Latte maltese venduto come siciliano: scoperta frode nel settore lattiero-caseario
Un’indagine della Guardia di Finanza di Ragusa rivela l’introduzione di oltre 3 milioni di litri di latte pastorizzato estero spacciato per prodotto locale. Coinvolti diversi caseifici italiani, inconsapevoli acquirenti di una materia prima falsamente etichettata

Un nuovo caso di frode nel settore lattiero-caseario mette in allerta operatori del comparto e consumatori. La Guardia di Finanza del Nucleo di polizia economico-finanziaria di Ragusa, insieme ai funzionari dell’Ispettorato Centrale della tutela della Qualità e Repressione Frodi (I.C.Q.R.F.) di Vittoria, ha scoperto un’articolata operazione di commercializzazione illecita di latte pastorizzato di origine maltese, introdotto in Italia e venduto come latte crudo siciliano.
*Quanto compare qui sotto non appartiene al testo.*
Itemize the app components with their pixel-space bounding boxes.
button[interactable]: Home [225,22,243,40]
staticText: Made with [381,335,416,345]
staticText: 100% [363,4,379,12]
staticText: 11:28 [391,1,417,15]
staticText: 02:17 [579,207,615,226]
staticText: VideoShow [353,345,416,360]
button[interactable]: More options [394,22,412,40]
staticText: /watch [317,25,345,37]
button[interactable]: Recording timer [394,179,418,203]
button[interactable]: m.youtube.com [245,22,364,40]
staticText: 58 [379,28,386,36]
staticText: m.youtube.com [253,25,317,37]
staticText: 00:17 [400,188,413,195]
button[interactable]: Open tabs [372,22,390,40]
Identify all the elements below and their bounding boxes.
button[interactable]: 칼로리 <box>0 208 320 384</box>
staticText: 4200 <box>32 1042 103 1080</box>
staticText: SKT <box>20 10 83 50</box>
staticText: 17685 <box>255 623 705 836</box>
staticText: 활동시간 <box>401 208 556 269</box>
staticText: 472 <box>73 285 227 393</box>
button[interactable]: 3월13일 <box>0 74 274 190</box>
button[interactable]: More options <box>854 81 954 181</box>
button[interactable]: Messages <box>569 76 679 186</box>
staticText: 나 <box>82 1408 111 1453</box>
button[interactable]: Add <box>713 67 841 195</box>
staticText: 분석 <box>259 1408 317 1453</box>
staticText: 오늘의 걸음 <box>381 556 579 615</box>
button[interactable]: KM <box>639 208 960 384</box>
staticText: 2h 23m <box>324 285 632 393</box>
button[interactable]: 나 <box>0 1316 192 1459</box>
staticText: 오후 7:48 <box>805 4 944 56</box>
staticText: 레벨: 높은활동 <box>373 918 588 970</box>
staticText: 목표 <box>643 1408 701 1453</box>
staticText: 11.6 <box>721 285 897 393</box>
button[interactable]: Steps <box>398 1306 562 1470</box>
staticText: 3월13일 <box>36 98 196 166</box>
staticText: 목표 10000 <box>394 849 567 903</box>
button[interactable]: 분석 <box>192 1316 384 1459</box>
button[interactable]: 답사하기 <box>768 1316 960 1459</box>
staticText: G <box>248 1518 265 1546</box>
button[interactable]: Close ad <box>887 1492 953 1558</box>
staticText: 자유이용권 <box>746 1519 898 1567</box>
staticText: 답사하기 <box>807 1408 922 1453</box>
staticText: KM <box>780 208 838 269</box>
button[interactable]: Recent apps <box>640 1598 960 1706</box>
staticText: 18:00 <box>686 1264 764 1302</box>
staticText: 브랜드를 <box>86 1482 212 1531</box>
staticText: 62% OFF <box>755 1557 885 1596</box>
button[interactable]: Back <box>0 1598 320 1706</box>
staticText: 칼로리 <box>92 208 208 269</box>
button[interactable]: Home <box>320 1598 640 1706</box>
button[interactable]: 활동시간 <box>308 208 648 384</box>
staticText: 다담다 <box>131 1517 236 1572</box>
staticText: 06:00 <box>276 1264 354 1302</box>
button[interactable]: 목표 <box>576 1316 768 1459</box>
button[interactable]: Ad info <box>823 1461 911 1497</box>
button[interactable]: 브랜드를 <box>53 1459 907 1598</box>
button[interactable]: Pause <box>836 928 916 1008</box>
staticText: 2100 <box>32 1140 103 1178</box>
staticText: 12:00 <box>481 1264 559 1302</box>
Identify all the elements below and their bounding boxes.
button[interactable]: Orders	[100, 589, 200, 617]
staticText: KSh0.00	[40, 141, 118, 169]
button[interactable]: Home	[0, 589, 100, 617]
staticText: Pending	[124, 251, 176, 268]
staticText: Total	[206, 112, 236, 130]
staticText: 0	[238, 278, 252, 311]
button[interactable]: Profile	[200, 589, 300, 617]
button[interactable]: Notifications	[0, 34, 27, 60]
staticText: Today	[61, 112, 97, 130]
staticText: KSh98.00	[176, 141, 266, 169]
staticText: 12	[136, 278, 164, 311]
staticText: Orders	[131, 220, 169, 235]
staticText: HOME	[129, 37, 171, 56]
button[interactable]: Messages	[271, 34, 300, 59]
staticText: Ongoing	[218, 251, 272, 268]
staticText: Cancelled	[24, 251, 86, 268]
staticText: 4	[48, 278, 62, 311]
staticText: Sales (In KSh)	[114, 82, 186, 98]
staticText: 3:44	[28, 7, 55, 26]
L’attività ispettiva, condotta nell’ambito delle operazioni di contrasto al falso Made in Italy coordinate dal Ministero dell’Agricoltura e della Sovranità Alimentare, ha riguardato un centro di stoccaggio di latte alimentare situato nel territorio ibleo. Secondo quanto emerso, tra il 2024 e il 2025 sarebbero stati introdotti in Italia circa 3 milioni di litri di latte pastorizzato proveniente da Malta, successivamente immesso sul mercato tramite operatori locali.

Etichette ingannevoli, origine falsificata
La frode è stata realizzata attraverso la manipolazione della documentazione accompagnatoria: le bolle e i certificati di trasporto del latte riportavano false indicazioni di origine, in alcuni casi segnalando il prodotto come italiano o addirittura siciliano, e omettendo il trattamento termico subito all’estero, sostituito con la dichiarazione di latte “crudo”.
Una manipolazione che ha tratto in inganno diversi caseifici, sia in Sicilia che nel resto d’Italia, convinti di lavorare con latte locale non trattato, e che invece si sono ritrovati ad utilizzare un prodotto estero già pastorizzato, con implicazioni rilevanti per la tracciabilità e la corretta etichettatura dei formaggi realizzati.
Ripercussioni sulla filiera e indagini in corso
L’operazione ha portato alla segnalazione dei soggetti coinvolti all’Autorità giudiziaria per le ipotesi di falsità materiale e frode in commercio, reati che, se accertati, configurerebbero una lesione grave per l’integrità del mercato e per la fiducia riposta dai consumatori nelle produzioni casearie italiane.
Nel rispetto del principio di presunzione di innocenza, la responsabilità penale degli indagati sarà stabilita solo con sentenza irrevocabile.
L’intervento conferma l’efficacia del lavoro congiunto tra Guardia di Finanza e ICQRF nel contrastare le filiere parallele del falso Made in Italy e difendere le produzioni autentiche, la reputazione delle imprese virtuose e la sicurezza alimentare dei consumatori.
Un monito per la filiera
Questa vicenda rappresenta un monito per l’intero comparto lattiero-caseario: la tracciabilità delle materie prime e il controllo a monte della filiera restano elementi imprescindibili per garantire trasparenza, qualità e legalità.
Nel contesto di un mercato sempre più attento alle denominazioni di origine, ai claim territoriali e alla certificazione delle pratiche produttive, simili frodi rischiano non solo di danneggiare l’economia nazionale, ma anche di minare la fiducia costruita attorno ai prodotti lattiero-caseari italiani, in particolare quelli a indicazione geografica.